G- McLuhan explained 'Finnegans Wake' by James Joyce. We all use our creative powers while sleeping and dreaming. The artist dreams awake. Agree?
W- The modernist in me says yes. The postmodernist in me wants to say what the modernist says but can't
bring himself...hmmmm...I would simply say dreams are commercials. Power packets of condensed wafers of vivid moving images that are palpable yet impenetrable yet that do work. There can be no innovation without the gangplank of dreaming...
G- Humans often imitate the hidden effects of what we invent. Can you tell me any hidden effects of storytelling?
W- Hidden? I'm not sure, about hidden. But folks usually don't tend to think about the teleological aspects of stories, so in that way perhaps it is hidden. Teleology is, loosely, a projecting into the future. Stories, in essence, are just extension; always moving toward the next word, and the word after that--if there is always an 'after' then there can be no death...film, as a child of the story, performs perhaps even more palpably as extension. Bad films do this better than good films. Usually 'cause bad films tend to feel long; duration becomes palpable in bad film. Experimental film, as a genre, is good film that imitates the duration of bad film.
G- Can satire be destructive?
G- I noticed you included in one of your books, the Lenny Bruce quote, "Satire is tragedy plus time." Is anger a productive emotion?
G- Moshe Feldenchrist spoke of how one can actually incorporate a weakness with a strength, rather than try and overcome a weakness. Can you name a weakness that you've incorporated to form a strength?
W- My eyesight. I've developed a theory of the near-sighted.

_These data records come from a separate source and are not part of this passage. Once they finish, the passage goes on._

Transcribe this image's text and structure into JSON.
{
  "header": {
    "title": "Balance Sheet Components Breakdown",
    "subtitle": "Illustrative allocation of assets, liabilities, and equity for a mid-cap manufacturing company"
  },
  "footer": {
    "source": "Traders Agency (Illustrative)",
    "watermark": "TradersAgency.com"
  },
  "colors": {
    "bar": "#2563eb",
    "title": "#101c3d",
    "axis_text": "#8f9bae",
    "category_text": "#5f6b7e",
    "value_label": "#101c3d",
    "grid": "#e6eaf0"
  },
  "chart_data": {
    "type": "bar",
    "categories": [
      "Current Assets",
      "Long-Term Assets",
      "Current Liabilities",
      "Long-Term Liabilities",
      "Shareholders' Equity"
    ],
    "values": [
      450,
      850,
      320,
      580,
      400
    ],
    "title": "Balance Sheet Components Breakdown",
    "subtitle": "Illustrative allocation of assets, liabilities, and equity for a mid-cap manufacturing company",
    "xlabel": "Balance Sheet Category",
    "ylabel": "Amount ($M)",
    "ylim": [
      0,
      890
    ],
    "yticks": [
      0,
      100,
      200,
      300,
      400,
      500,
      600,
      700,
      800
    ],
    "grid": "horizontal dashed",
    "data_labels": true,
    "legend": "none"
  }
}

I like to think of works by Robert Ryman and another can depend on what happens at 2 inches and what happens at 10 feet. The space in between these two distances is a trip, a journey, a zoom, a tracking shot--its an analytical and illusory at 10 feet and its intimate and infantile at 2 inches.

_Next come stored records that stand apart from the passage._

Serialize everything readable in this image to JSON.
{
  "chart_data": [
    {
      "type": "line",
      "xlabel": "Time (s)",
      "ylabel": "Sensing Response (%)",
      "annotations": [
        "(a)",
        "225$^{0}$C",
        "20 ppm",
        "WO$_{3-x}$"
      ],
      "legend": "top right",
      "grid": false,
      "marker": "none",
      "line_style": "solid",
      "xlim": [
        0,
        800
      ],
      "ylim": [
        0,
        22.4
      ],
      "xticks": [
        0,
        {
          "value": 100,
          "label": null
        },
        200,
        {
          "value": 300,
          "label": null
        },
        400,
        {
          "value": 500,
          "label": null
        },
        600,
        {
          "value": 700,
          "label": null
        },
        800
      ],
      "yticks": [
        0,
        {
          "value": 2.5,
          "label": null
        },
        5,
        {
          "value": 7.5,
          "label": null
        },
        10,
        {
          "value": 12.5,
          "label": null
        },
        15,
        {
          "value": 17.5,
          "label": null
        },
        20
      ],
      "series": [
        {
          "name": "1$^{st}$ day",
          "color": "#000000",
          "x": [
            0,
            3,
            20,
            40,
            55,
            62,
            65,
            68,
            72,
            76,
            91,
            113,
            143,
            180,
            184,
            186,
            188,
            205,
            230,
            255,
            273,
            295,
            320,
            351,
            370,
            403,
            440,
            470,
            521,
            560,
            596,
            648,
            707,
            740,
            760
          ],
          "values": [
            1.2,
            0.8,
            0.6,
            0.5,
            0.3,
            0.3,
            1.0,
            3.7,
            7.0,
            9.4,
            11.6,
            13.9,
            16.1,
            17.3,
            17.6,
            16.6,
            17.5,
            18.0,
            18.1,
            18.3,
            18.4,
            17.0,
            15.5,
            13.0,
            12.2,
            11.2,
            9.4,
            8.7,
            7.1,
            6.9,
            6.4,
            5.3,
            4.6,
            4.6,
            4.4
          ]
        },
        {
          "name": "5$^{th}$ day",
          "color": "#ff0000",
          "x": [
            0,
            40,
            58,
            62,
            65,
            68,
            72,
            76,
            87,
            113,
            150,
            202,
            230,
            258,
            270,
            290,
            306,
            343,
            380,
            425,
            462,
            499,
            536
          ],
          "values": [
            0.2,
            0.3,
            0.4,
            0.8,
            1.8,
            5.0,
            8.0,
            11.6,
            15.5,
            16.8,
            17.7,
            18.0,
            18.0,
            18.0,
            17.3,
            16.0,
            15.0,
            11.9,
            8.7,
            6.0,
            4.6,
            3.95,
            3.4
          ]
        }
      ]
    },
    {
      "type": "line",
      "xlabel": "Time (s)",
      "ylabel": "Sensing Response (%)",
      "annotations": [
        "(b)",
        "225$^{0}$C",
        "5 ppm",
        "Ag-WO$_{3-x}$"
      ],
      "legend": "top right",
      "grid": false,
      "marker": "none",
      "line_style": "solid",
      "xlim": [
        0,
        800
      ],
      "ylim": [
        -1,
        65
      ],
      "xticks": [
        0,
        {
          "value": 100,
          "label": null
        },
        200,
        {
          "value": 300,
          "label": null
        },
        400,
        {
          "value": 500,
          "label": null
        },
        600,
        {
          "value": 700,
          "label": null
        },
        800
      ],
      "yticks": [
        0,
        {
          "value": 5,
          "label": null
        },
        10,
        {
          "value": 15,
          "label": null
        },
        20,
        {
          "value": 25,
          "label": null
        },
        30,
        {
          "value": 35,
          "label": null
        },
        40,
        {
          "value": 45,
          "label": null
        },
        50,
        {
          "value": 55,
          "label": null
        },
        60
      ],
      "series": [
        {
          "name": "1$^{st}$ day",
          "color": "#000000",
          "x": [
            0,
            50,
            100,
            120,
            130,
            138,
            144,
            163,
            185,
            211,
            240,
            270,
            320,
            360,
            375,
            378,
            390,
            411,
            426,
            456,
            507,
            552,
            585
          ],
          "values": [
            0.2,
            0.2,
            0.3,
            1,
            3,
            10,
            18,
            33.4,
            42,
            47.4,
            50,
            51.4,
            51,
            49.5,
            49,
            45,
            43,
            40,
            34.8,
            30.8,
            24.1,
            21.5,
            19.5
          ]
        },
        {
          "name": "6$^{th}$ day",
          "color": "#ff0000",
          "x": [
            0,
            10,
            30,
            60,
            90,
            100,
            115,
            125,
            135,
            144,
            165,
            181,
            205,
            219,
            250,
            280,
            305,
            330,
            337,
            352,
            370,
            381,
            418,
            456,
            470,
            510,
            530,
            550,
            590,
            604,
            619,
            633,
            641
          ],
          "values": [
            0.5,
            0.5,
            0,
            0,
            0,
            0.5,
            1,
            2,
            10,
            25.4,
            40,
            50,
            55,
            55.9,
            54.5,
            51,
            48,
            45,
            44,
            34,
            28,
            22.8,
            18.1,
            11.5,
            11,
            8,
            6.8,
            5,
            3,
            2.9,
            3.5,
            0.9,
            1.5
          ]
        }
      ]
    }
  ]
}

G- How do you find peace of mind?
W- I ride my bike.
G- Me, too. Tell me something good you never had, and never want.
W- The Parthenon.
G- Wyndham Lewis wrote: "Artists are engaged in writing a detailed history of the future because they are the only people who live in the present." Well put, but it sounds elitist. What did he mean?
W- He's a modernist trying to write a job description.
G- Your performances are in the present. Kinda Zen, Be Here Now.
W- If there is a particular time for artists, it would be the past not the present. We are too afraid of the future and the present bores us. But the past is over, it's already a commodity.